Conforme o cineasta, “no início de 1798, pairava no ar um ambiente de grande movimentação política que caminhava clandestinamente pelas ruas e becos. Os boatos circulavam dando conta de que homens ilustrados realizavam reuniões clandestinas para a leitura de livros e folhetos proibidos, de inspiração iluminista, e promoviam encontros e debates nos distantes e isolados arrabaldes de Itapagipe e Barra. O surgimento de “papéis revolucionários” na madrugada de 12 de agosto, deflagrando o movimento sedicioso de 1798, provocou a reação imediata do governador Dom Fernando, que no mesmo dia baixou uma portaria determinando a abertura de uma Devassa sob o comando do intendente da polícia, desembargador Magalhães Avelar de Barbedo, com o objetivo de identificar os autores.

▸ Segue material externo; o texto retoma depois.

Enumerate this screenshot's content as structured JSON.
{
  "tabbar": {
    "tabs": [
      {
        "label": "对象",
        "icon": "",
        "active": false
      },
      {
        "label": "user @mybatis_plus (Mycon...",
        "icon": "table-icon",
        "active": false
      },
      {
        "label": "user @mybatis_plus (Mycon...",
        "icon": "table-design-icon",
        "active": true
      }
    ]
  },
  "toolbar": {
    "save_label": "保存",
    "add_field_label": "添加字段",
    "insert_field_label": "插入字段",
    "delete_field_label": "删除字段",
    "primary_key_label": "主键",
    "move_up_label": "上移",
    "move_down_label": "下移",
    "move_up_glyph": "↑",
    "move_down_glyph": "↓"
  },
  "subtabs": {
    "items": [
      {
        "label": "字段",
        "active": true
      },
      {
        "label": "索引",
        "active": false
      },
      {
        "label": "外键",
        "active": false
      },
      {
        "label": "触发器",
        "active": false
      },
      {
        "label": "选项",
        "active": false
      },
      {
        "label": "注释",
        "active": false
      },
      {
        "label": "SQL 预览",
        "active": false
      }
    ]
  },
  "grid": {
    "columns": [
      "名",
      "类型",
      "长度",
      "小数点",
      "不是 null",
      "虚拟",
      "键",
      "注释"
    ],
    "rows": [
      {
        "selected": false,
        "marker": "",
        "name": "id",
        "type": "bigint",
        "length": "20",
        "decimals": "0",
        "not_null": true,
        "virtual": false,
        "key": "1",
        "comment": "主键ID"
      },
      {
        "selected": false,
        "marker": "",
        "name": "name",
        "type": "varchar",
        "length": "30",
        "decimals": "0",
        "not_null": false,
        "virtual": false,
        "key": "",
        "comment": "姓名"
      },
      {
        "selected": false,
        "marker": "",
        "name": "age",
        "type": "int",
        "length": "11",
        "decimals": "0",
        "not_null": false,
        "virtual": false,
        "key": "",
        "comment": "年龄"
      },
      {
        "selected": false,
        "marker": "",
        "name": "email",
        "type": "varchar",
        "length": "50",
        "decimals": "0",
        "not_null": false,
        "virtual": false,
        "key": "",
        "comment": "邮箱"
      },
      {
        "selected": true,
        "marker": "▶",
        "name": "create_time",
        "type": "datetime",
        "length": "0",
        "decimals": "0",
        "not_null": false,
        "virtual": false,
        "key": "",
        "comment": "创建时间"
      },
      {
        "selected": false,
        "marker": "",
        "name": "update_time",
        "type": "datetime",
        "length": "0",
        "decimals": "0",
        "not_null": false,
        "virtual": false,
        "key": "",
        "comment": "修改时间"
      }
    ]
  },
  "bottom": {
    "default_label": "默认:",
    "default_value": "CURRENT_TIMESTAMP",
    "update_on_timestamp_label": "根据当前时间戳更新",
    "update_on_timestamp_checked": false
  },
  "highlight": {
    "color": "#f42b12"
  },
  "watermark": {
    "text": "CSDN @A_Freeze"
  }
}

De imediato, a Devassa comparou letras de antigas petições no arquivo do governo e apontou o requerente de causas Domingos da Silva Lisboa como autor dos “papéis”. Domingos foi preso, mas para surpresa geral, uma semana depois, em 20 de agosto, apareceram mais dois manuscritos. O surgimento destes novos panfletos tensionou ainda mais o ambiente político, desnorteando a investigação em curso. Preocupado com as incertezas e dimensões que os acontecimentos iam tomando e sem obter provas para incriminar Domingos, embora o mantendo preso, o governo buscou outro alvo e em 22 de agosto mandou prender o soldado Luiz Gonzaga das Virgens. A notícia da prisão de Gonzaga logo se espalhou e chegou até Lucas Dantas. Imediatamente Lucas desceu para as Portas do Carmo, no Taboão, onde morava o ourives Luiz Pires, um dos mais ativos conspiradores e em cuja casa as ideias revolucionárias circulavam com facilidade, e ao chegar, encontrou reunidos os alfaiates João de Deus e Manuel Faustino, o cirurgião prático Freitas Sacouto e o ourives Nicolau de Andrade.

Temerosos de uma onda repressiva, os homens decidiram ampliar os contatos e convocar um grande ajuntamento no Campo do Dique, atrás do Convento do Desterro, para a noite de sábado, 25 de agosto, com o objetivo de avaliar a força de que dispunham e definir os próximos passos. Caso a afluência fosse grande, seria libertado Luiz Gonzaga e desencadeado o Levante. Nos dois dias que se seguiram, muitos contatos e convites foram feitos, com promessas de se levar muita gente, criando com isso uma grande expectativa com a reunião, que se revelou frustrante, pois somente 18 homens compareceram.

No domingo 26 de agosto, dia seguinte à fracassada reunião no Campo do Dique, o governador, já bem informado da conspiração pelas delações de três homens convidados de última hora, baixou nova portaria instalando outra Devassa, sob a responsabilidade do desembargador Francisco Sabino da Costa Pinto, que iria investigar o Levante que se projetava fazer na cidade, a fim de estabelecer um Governo Democrático. A onda de prisões prosseguiu nos meses seguintes, com os processos de investigação, denúncias, interrogatórios, acusações e defesas. O governo português juntamente com a elite baiana, queria uma rápida apuração e uma punição rigorosa. Pressionadas por um desfecho rápido, punitivo e exemplar, as Devassas Avelar de Barbedo e Costa Pinto formalizaram os Autos Sumários de culpa de 37 réus: 34 presos, dois foragidos e um morto na cadeia pública.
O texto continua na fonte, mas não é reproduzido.